RALEIGH – The new Working Group on Teacher Licensure and Retention, created as part of a compromise between Gov. Mike Easley and legislative leaders to avoid a veto override, began its work Wednesday by downplaying the potential effects of loosening certification rules. On this point alone, if not others, I am entirely in agreement.

The standoff between Easley, who vetoed a bill making it easier for out-of-state teachers to obtain certification, and the General Assembly, who had the votes but not the will to override the governor’s veto, is in a sense beside the point. I’m not saying that the bill was not significant. Indeed, I thought it was a good idea. But once we confine the debate to the matter of how best the state should control the composition of the teaching profession, we’ve lost sight of the larger issue.

School administrators, principals, and ultimately parents themselves should have the power to decide who will teach. They know best who is performing and who is not.

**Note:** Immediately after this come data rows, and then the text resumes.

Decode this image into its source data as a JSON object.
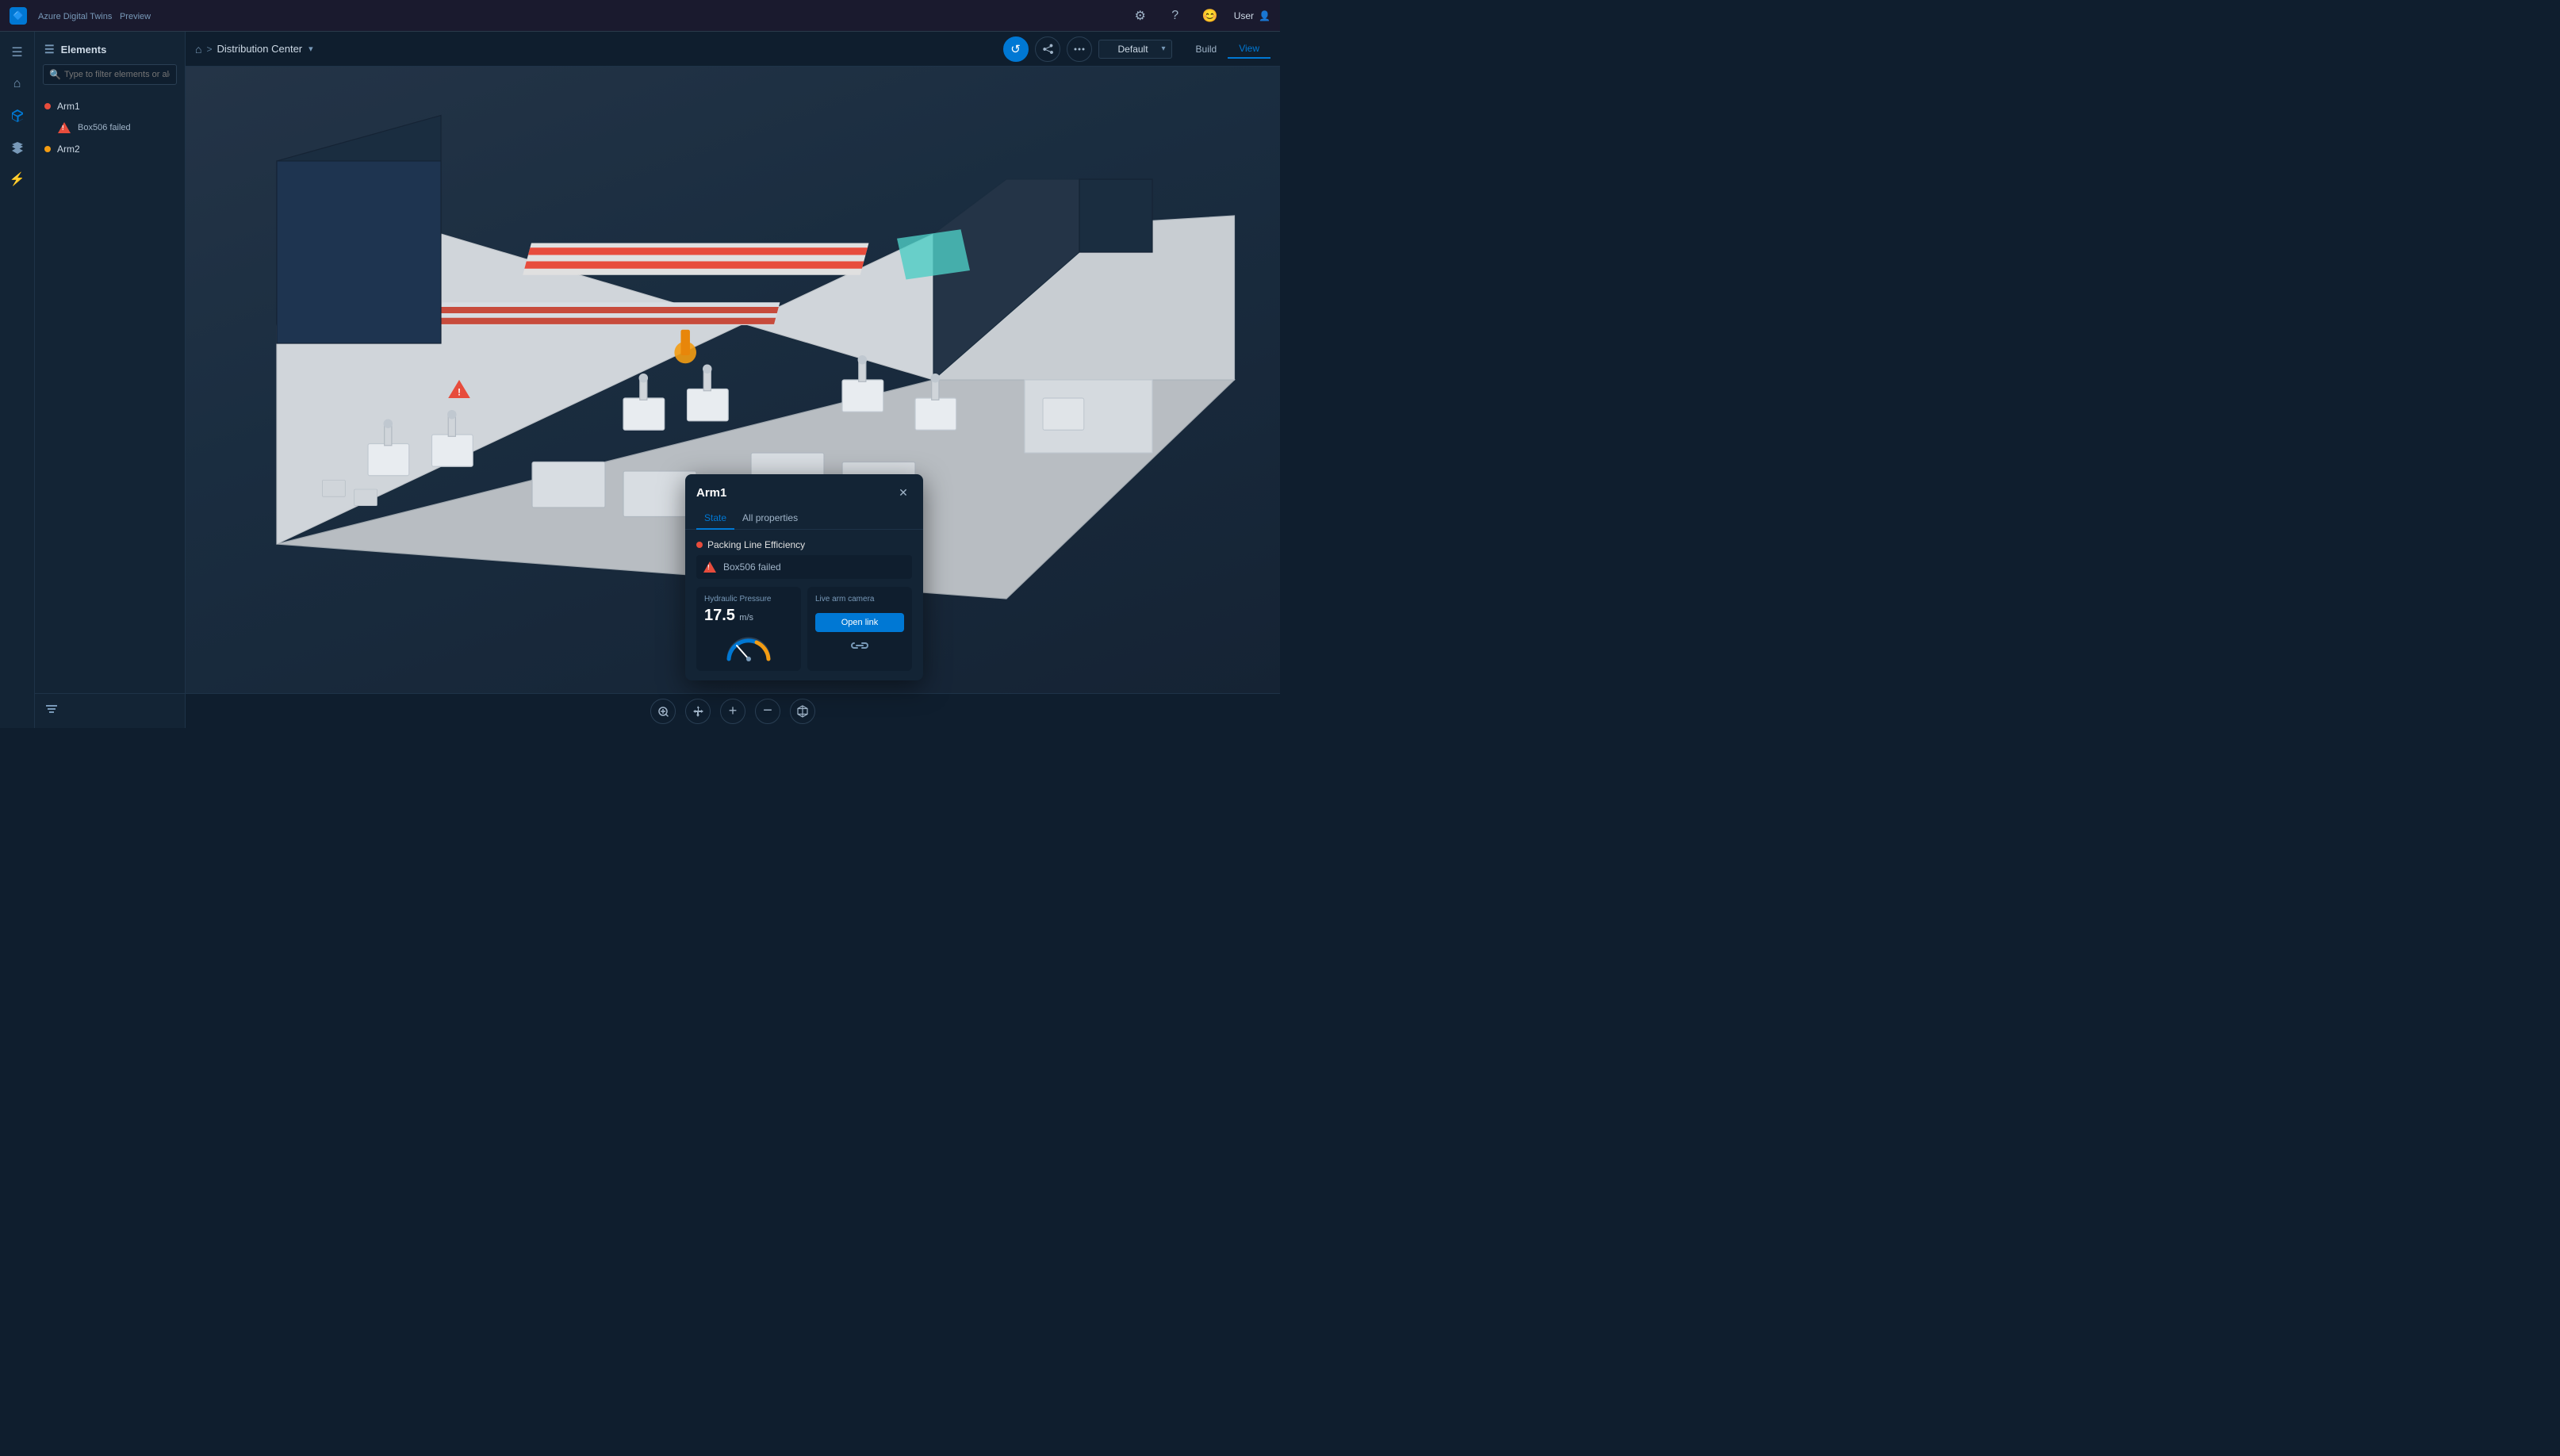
{
  "app": {
    "name": "Azure Digital Twins",
    "badge": "Preview",
    "icon": "🔷"
  },
  "topnav": {
    "settings_label": "⚙",
    "help_label": "?",
    "user_label": "😊",
    "user_name": "User",
    "user_icon": "👤"
  },
  "breadcrumb": {
    "home_icon": "🏠",
    "separator": ">",
    "page_name": "Distribution Center",
    "chevron": "▾"
  },
  "topbar": {
    "refresh_icon": "↺",
    "share_icon": "⬆",
    "settings_icon": "⚙",
    "env_label": "Default",
    "env_dropdown_icon": "▾",
    "build_label": "Build",
    "view_label": "View"
  },
  "sidebar": {
    "items": [
      {
        "id": "menu",
        "icon": "☰",
        "active": false
      },
      {
        "id": "home",
        "icon": "🏠",
        "active": false
      },
      {
        "id": "3d",
        "icon": "⬡",
        "active": true
      },
      {
        "id": "layers",
        "icon": "📋",
        "active": false
      },
      {
        "id": "lightning",
        "icon": "⚡",
        "active": false
      }
    ]
  },
  "elements_panel": {
    "title": "Elements",
    "search_placeholder": "Type to filter elements or alerts",
    "items": [
      {
        "id": "arm1",
        "label": "Arm1",
        "status": "red",
        "children": [
          {
            "id": "box506",
            "label": "Box506 failed",
            "type": "alert"
          }
        ]
      },
      {
        "id": "arm2",
        "label": "Arm2",
        "status": "orange",
        "children": []
      }
    ],
    "filter_icon": "≡"
  },
  "popup": {
    "title": "Arm1",
    "close_icon": "✕",
    "tabs": [
      {
        "id": "state",
        "label": "State",
        "active": true
      },
      {
        "id": "properties",
        "label": "All properties",
        "active": false
      }
    ],
    "section_title": "Packing Line Efficiency",
    "alert_text": "Box506 failed",
    "hydraulic_card": {
      "label": "Hydraulic Pressure",
      "value": "17.5",
      "unit": "m/s"
    },
    "camera_card": {
      "label": "Live arm camera",
      "open_link_label": "Open link",
      "link_icon": "🔗"
    }
  },
  "bottom_toolbar": {
    "zoom_fit": "⊕",
    "move": "✥",
    "zoom_in": "+",
    "zoom_out": "−",
    "cube": "◻"
  },
  "colors": {
    "accent": "#0078d4",
    "bg_dark": "#0f1e2e",
    "bg_panel": "#132435",
    "bg_mid": "#1a2d40",
    "border": "#1e3348",
    "text_primary": "#cdd9e5",
    "text_secondary": "#7899b8",
    "red": "#e74c3c",
    "orange": "#f39c12"
  }
}
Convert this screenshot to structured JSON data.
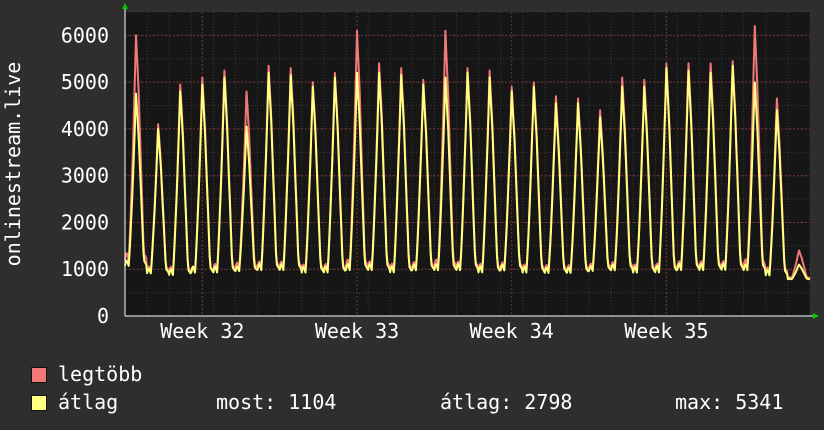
{
  "chart_data": {
    "type": "line",
    "ylabel": "onlinestream.live",
    "ylim": [
      0,
      6500
    ],
    "y_ticks": [
      0,
      1000,
      2000,
      3000,
      4000,
      5000,
      6000
    ],
    "x_ticks": [
      "Week 32",
      "Week 33",
      "Week 34",
      "Week 35"
    ],
    "x_tick_positions_days": [
      3.5,
      10.5,
      17.5,
      24.5
    ],
    "x_range_days": [
      0,
      31
    ],
    "grid": true,
    "days": 31,
    "series": [
      {
        "name": "legtöbb",
        "color": "#f27878",
        "daily_peaks": [
          6000,
          4100,
          4950,
          5100,
          5250,
          4800,
          5350,
          5300,
          5000,
          5200,
          6100,
          5400,
          5300,
          5050,
          6100,
          5300,
          5250,
          4900,
          5000,
          4700,
          4650,
          4400,
          5100,
          5050,
          5400,
          5400,
          5400,
          5450,
          6200,
          4650,
          1400
        ],
        "daily_troughs": [
          1100,
          900,
          850,
          850,
          900,
          950,
          950,
          950,
          900,
          900,
          950,
          950,
          900,
          950,
          950,
          950,
          900,
          950,
          900,
          900,
          900,
          950,
          950,
          900,
          900,
          950,
          950,
          950,
          950,
          850,
          800
        ]
      },
      {
        "name": "átlag",
        "color": "#ffff80",
        "daily_peaks": [
          4750,
          4000,
          4800,
          4950,
          5100,
          4050,
          5200,
          5150,
          4900,
          5100,
          5200,
          5200,
          5150,
          4950,
          5100,
          5200,
          5100,
          4800,
          4900,
          4550,
          4550,
          4250,
          4900,
          4900,
          5300,
          5250,
          5200,
          5350,
          5000,
          4400,
          1100
        ],
        "daily_troughs": [
          1000,
          850,
          800,
          850,
          850,
          900,
          900,
          900,
          850,
          850,
          900,
          900,
          850,
          900,
          900,
          900,
          850,
          900,
          850,
          850,
          850,
          900,
          900,
          850,
          850,
          900,
          900,
          900,
          900,
          800,
          780
        ]
      }
    ]
  },
  "legend": {
    "max_label": "legtöbb",
    "avg_label": "átlag",
    "max_color": "#f27878",
    "avg_color": "#ffff80",
    "most_text": "most: 1104",
    "avg_text": "átlag: 2798",
    "max_text": "max: 5341"
  }
}
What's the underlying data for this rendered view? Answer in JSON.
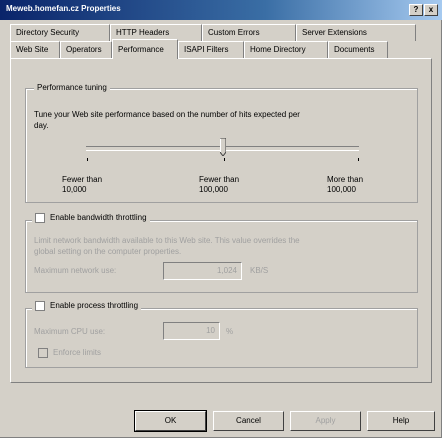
{
  "window": {
    "title": "Meweb.homefan.cz Properties",
    "help_button": "?",
    "close_button": "x"
  },
  "tabs": {
    "row1": [
      "Directory Security",
      "HTTP Headers",
      "Custom Errors",
      "Server Extensions"
    ],
    "row2": [
      "Web Site",
      "Operators",
      "Performance",
      "ISAPI Filters",
      "Home Directory",
      "Documents"
    ],
    "selected": "Performance"
  },
  "performance_tuning": {
    "legend": "Performance tuning",
    "description_line1": "Tune your Web site performance based on the number of hits expected per",
    "description_line2": "day.",
    "slider_position": 0.5,
    "labels": [
      {
        "line1": "Fewer than",
        "line2": "10,000"
      },
      {
        "line1": "Fewer than",
        "line2": "100,000"
      },
      {
        "line1": "More than",
        "line2": "100,000"
      }
    ]
  },
  "bandwidth": {
    "checkbox_label": "Enable bandwidth throttling",
    "checked": false,
    "description_line1": "Limit network bandwidth available to this Web site. This value overrides the",
    "description_line2": "global setting on the computer properties.",
    "max_label": "Maximum network use:",
    "max_value": "1,024",
    "unit": "KB/S"
  },
  "process": {
    "checkbox_label": "Enable process throttling",
    "checked": false,
    "cpu_label": "Maximum CPU use:",
    "cpu_value": "10",
    "cpu_unit": "%",
    "enforce_label": "Enforce limits"
  },
  "buttons": {
    "ok": "OK",
    "cancel": "Cancel",
    "apply": "Apply",
    "help": "Help"
  }
}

The reasons for statewide regulation of the profession are at least two-fold: 1) as an indirect means of improving student achievement and 2) as a means of protecting a unionized workforce from competition. Neither is persuasive upon reflection.

Policymakers may think they are improving education by requiring Ed School courses or teacher testing, but there is scant evidence of a relationship between these measures and better student outcomes. And there are about as many theories about how to teach individual students effectively as there are theorists. I’m not saying that no best practices exist, only that the best means of discovering them for particular schools and classrooms is not a certification process. It is a competitive market in which parents and educators have choices in where and how children will be educated, and an effective means of communicating failures and successes among both groups.

Certification is a blunderbuss on a firing range. In practice, it allows a mixture of excellent, competent, mediocre, and horrendous teachers to enter and remain in the state’s classrooms, while excluding a different set of potentially excellent, competent, mediocre, and horrendous teachers from the profession. It is a poor substitute for training teachers how to carry out a specific school’s education mission and then evaluating them on the basis of performance.

At least the first purported justification for certification reflects good intentions. The second is self-serving. Unions often push for regulations that limit potential competition to an incumbent workforce. If everyone has to jump through the same hoops to get a job, it ensures the job security of those who’ve already done so. It also makes it easier to push for higher pay and better benefits because employers’ options are constrained.

Given the circumstances, it is certainly worth pushing for at least modest changes in the certification process to give schools more leeway in hiring and retaining teachers. The long-run goal, however, should be much more ambitious: to transfer entirely the authority to decide who will be a teacher to those in the best position to do so. That means school administrators, seeking to maintain or expand their clientele, and parents, seeking the best education possible for their children.

Hood is president of the John Locke Foundation.